Famous writers and literature
The stunning landscape of the North York Moors has fired the imaginations of some of our best-loved writers and it’s easy to see why.
Nineteenth century authors Lewis Carroll and Bram Stoker found inspiration in the dramatic coastline, the stunning sweeps of open moorland welcomed works from Laurence Sterne and the tranquil dark skies inspired Yorkshire poet Ian McMillan’s tribute. Even today, we’re lucky enough to call local residents The Yorkshire Vet (Julian Norton) and best-selling author Philippa Gregory (‘The Other Boleyn Girl’) our neighbours.
Put down your book and follow in the footsteps of our literary greats.
The haunting remains of Whitby Abbey would set any heart racing, so it’s no surprise that the gothic ruin was the inspiration for Bram Stoker’s ‘Dracula’. Stoker’s walks along the dramatic cliff tops to Kettleness in the National Park, the area’s mysterious tales of the ship ‘Dmitry’ at Tate Hill beach and ghostly sightings of Barghest (the mythical monstrous Black Dog) all add to the foreboding atmosphere of the novel. Sink your teeth into the history and sights that inspired Stoker, including the 199 Steps leading up from Tate Hill to St Mary’s Church.
Alf Wight (James Herriot)
The World of James Herriot offers a truly unique encounter into the world’s most famous vet. Housed in his former home and surgery in Thirsk, he described the view from nearby Sutton Bank as “the finest view in England”. Set in the 1940s style, the Museum tells the story of his life as a vet turned author, whose works inspired the feature film starring Anthony Hopkins and subsequent BBC series ‘All Creatures Great and Small’. His former practice now hosts Channel 5’s documentary ‘The Yorkshire Vet’, home to local vet and author Julian Norton.
The vicarage in Coxwold, now known as Shandy Hall is home to The Laurence Sterne Trust. Widely regarded as the godfather of modernist literature, it was here he was inspired to write ‘The Life and Opinions of Tristram Shandy, Gentleman’ and ‘A Sentimental Journey through France and Italy’. Open to the public during the summer months, the vast collections of books, paintings, prints and manuscripts provide a window in to the world of the eighteenth century writer.
The Victorian hotel, La Rosa welcomed famed author of ‘Alice’s Adventures in Wonderland’ Lewis Carroll (Charles Dodgson) between 1854-71. One of the seaview rooms is even dedicated to the author, decking out the interior as his study. It is believed he based the poem ‘The Walrus and the Carpenter’, which appeared in ‘Through the Looking Glass’ on his walks along the beach at Whitby.
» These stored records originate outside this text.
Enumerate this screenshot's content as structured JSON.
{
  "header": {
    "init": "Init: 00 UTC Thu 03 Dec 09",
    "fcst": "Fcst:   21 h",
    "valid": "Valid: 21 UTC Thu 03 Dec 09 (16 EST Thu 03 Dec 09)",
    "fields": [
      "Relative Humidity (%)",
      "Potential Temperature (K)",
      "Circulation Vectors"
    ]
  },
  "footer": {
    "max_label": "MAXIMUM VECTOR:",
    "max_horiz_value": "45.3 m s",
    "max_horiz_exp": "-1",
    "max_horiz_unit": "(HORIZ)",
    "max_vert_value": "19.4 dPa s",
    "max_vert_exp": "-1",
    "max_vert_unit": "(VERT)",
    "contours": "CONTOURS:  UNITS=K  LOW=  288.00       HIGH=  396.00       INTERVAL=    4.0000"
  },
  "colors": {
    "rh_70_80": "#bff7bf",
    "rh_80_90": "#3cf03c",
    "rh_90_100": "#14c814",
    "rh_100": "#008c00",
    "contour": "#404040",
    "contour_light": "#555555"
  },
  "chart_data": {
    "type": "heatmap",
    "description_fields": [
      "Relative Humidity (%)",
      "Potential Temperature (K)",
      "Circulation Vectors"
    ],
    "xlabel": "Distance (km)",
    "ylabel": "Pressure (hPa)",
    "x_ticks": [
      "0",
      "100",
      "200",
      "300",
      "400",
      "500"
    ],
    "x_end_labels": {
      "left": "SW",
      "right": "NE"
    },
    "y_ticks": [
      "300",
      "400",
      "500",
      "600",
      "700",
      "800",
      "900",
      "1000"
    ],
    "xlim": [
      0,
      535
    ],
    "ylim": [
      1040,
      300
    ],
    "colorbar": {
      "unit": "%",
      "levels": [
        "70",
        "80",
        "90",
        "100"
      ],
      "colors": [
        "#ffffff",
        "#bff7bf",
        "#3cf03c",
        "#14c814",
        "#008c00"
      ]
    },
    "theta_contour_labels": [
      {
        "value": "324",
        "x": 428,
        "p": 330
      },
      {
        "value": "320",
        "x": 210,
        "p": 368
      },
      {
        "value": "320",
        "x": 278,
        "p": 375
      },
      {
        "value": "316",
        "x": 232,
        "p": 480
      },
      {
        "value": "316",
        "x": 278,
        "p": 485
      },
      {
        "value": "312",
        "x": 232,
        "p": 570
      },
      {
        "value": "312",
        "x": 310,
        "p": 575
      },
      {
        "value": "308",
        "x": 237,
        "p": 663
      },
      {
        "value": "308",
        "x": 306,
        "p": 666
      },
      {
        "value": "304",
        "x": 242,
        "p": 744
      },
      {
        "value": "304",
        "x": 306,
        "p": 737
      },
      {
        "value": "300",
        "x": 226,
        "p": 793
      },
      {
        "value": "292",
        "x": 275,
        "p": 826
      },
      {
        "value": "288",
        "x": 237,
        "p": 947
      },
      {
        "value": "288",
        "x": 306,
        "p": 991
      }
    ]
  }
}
It was in the romantic, medieval All Saints Church in Brompton where William Wordsworth married his childhood friend Mary Hutchinson in 1802 and paused at Sutton Bank to write his poem ‘Composed After a Journey Across the Hambleton Hills, Yorkshire’.
Fans of ITV’s ‘Heartbeat’ will recognise the National Park’s honey-pot village of Goathland as ‘Aidensfield’. Based on the ‘Constable’ series of books by author and former policeman Nicholas Rhea (Peter Walker), his life in the National Park fuelled the creation of Sgt Rowan.
Festivals for literary lovers
- Books by the Beach, a lively programme that brings bestselling authors and actors to Scarborough during April
- Sci-Fi Scarborough, for comic book buffs head to this annual event in April to get your yearly dose of Sci-Fi fun
- Ryedale Book Festival, a festival devoted to all things book related, it’s something for the family to enjoy throughout the year with events in Malton and surrounding attractions
- Malton Dickensian Festival, held each December to champion the works of Charles Dickens, this festival event includes Christmas Carols and visits to Scrooge’s Counting House.